Having the CI pipeline in the cloud has several advantages over an on-prem solution. I’ve listed a few below.
- Secure Universal Access – Global team can securely access the tools from anywhere in the world.
- Scalability and High Performance – Using advanced tools and features of the cloud provider such as autoscaling and load balancing, you can scale up or scale down based on demand. You only pay for the resources you need, when you need them. You can spin up new servers to run a task and spin back down when the task is complete – saving hours, days or weeks of productivity.
- Reliability – With the cloud you take advantage of the redundancy and reliability built into the hardware and software as well as having a 24x7x365 team of professionals keeping the platform running for the millions of customers using it.
- Flexibility – As technology advances, it very easy to swap out the underlying technology if you are running on a cloud platform. No need to purchase and provision new hardware in your data center when you want to use a faster processor, need faster storage or a faster network. Simply run a few commands and start to take advantage of the technology advancements provided by the cloud provider.
I’ll walk you through how to setup a secure, reliable, highly available, cost effective CI platform using concepts like infrastructure as code and immutable infrastructure.
When complete, we will have a fully functional, cloud-based DevOps platform which will allow a developer to check in code to a self-hosted GitLab cluster, build the application into a docker container using a Jenkins pipeline, and deploy the application to an Amazon Web Services (AWS) Elastic Container Service using Fargate.
The resulting PHP application will be publicly accessible via a URL hosted behind an AWS Application Load Balancer.
Read the Blog Series
In this four-part series I will guide you through what it takes to build a cloud-based CI platform using AWS.
Part 1 – Scripting a VPC Landing Zone using Terraform on AWS
I’ll talk about building the core infrastructure in AWS. We will refer to this as the “Landing Zone”, which will consist of components like VPCs, Subnets, Gateways and Routing Tables, Security and Identity Management, and more. Read the blog
Part 2 – Scripting GitLab and Jenkins Installs using Terraform on AWS
I get into how to script the deployment of a Jenkins master server, Jenkins slaves within an autoscaling group and a highly available GitLab behind a load balancer. Read the blog
Part 3 – Scripting a Container Platform using Fargate and ECR on AWS
I will expand the platform to include a container registry (ECR), and a serverless container platform where we can deploy our code in an Elastic Container Service (ECS) using the AWS Fargate service.

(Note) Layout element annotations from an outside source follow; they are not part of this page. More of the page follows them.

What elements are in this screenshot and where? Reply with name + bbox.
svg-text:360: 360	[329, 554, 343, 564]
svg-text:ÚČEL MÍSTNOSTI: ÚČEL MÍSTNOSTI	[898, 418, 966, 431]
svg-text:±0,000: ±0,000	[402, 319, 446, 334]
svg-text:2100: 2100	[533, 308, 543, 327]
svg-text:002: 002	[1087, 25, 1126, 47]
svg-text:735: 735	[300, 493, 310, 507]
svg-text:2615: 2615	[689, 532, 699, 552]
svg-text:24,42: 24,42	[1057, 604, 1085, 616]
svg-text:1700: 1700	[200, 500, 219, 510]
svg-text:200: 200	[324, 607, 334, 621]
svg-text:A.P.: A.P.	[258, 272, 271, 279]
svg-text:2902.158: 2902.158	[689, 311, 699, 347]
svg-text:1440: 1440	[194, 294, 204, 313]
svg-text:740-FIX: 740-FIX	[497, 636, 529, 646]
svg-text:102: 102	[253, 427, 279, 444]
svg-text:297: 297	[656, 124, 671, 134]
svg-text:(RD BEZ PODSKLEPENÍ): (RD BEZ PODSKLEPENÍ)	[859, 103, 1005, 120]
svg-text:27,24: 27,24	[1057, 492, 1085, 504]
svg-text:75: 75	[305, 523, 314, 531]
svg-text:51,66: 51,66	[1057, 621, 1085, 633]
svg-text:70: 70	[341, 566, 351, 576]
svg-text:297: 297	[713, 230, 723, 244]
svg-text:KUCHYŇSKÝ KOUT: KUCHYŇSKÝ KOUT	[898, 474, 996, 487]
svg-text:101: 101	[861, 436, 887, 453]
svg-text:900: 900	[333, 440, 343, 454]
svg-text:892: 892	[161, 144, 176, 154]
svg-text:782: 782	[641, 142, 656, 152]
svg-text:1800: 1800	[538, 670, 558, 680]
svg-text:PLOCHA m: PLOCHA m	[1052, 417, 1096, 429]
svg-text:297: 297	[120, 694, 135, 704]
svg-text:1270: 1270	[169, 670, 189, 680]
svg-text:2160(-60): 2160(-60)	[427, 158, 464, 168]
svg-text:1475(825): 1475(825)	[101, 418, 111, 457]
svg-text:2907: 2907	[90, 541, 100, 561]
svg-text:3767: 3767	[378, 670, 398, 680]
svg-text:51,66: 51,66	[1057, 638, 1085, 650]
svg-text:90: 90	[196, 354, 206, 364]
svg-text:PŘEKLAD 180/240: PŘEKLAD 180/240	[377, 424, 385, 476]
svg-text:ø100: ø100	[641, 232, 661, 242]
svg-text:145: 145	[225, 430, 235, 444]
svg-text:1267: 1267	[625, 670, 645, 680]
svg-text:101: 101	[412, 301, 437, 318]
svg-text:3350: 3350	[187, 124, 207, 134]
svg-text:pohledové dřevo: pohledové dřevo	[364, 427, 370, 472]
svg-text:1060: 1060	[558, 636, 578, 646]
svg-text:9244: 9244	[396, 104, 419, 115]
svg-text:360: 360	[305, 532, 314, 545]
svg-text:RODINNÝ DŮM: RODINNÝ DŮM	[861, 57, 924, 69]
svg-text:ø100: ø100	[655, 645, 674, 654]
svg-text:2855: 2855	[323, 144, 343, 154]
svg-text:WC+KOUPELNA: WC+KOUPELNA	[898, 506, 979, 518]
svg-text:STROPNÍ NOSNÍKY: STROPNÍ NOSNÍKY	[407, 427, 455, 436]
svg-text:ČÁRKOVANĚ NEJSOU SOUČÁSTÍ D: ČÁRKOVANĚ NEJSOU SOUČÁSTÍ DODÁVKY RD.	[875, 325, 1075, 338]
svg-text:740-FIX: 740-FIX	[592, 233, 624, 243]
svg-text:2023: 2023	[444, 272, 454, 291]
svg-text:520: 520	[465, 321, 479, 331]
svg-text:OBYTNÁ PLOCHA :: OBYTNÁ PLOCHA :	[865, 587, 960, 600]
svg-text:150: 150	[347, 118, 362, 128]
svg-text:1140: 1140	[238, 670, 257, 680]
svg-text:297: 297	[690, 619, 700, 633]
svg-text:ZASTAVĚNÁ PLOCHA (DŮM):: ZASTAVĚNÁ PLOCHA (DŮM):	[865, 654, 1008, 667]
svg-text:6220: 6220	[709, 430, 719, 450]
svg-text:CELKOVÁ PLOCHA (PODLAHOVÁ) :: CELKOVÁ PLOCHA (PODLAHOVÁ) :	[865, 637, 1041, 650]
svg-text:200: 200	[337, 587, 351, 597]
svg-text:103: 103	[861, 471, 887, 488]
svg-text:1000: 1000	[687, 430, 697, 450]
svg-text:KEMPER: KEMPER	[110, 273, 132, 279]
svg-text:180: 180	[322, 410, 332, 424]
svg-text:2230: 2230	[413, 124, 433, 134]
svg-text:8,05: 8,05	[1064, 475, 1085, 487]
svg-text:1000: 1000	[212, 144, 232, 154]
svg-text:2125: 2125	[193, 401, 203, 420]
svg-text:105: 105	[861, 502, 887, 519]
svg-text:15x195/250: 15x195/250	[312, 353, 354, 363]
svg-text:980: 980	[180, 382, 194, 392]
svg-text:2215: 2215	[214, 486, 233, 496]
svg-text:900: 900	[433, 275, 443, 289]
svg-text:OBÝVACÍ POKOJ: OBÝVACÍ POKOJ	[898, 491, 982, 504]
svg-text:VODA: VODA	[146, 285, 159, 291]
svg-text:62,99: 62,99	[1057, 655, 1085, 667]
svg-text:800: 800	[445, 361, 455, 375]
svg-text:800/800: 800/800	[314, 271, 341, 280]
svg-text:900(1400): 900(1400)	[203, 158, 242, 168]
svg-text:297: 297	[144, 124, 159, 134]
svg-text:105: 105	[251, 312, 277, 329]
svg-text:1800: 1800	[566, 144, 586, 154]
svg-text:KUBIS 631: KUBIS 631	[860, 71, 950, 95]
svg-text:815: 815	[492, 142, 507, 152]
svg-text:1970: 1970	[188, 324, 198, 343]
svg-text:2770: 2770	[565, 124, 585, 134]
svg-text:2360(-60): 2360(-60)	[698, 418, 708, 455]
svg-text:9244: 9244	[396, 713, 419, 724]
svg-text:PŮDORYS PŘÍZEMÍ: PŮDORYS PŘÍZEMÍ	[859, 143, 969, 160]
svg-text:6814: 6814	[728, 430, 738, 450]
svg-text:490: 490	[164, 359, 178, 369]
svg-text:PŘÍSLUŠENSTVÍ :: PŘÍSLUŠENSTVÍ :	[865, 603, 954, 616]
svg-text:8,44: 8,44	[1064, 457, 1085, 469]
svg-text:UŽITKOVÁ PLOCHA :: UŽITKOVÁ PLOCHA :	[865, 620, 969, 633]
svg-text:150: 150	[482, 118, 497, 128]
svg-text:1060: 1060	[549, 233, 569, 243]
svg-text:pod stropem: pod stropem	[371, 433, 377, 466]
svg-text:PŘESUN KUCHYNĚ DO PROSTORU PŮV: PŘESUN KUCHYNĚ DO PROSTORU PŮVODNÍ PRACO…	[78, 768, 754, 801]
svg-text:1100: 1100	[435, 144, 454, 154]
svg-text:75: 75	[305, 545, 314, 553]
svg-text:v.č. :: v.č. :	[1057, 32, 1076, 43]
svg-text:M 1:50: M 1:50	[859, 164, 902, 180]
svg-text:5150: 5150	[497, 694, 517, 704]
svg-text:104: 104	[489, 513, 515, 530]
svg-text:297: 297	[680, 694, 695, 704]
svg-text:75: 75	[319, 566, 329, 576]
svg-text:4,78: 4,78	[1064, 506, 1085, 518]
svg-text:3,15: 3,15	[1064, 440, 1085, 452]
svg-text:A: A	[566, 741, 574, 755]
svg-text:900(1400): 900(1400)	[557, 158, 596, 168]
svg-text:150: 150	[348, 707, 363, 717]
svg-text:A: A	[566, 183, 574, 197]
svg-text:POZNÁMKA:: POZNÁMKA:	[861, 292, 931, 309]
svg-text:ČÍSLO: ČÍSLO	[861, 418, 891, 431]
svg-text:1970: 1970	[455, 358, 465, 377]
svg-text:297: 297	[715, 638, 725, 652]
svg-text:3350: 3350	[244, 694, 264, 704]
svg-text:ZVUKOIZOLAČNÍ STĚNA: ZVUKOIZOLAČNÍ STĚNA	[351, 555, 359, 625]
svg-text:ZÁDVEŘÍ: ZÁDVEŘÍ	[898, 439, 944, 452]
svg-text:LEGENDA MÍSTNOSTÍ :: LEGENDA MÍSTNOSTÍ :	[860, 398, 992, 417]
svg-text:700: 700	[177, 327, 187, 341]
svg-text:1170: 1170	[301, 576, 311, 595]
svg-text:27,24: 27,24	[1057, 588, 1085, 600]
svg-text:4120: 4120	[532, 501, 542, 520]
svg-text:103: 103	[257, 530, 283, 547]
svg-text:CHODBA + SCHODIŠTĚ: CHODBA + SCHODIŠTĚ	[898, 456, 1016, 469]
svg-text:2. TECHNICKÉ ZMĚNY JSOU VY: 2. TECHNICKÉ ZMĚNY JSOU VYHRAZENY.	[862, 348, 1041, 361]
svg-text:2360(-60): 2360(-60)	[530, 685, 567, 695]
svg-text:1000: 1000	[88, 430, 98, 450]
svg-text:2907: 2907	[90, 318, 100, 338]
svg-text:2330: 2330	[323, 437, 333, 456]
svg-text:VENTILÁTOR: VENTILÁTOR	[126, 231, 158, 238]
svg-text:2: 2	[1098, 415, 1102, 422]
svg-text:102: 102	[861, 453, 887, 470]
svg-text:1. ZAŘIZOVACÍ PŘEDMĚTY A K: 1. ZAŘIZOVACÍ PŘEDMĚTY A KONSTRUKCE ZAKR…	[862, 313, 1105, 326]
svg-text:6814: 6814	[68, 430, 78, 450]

Part 4 – Deploying Docker Containers to AWS Fargate using Jenkins
I will focus on building scripts in Jenkins to build and deploy load-balanced, containerized applications to AWS. A key feature of this blog will show how to integrate Jenkins with AWS Elastic Container Registry, Elastic Container Service and Fargate.
It will check out our source code from GitLab, build and deploy a docker image to AWS ECR and create or update a Fargate task in ECS. The result will be a functioning application hosted on AWS via a public DNS Name (URL).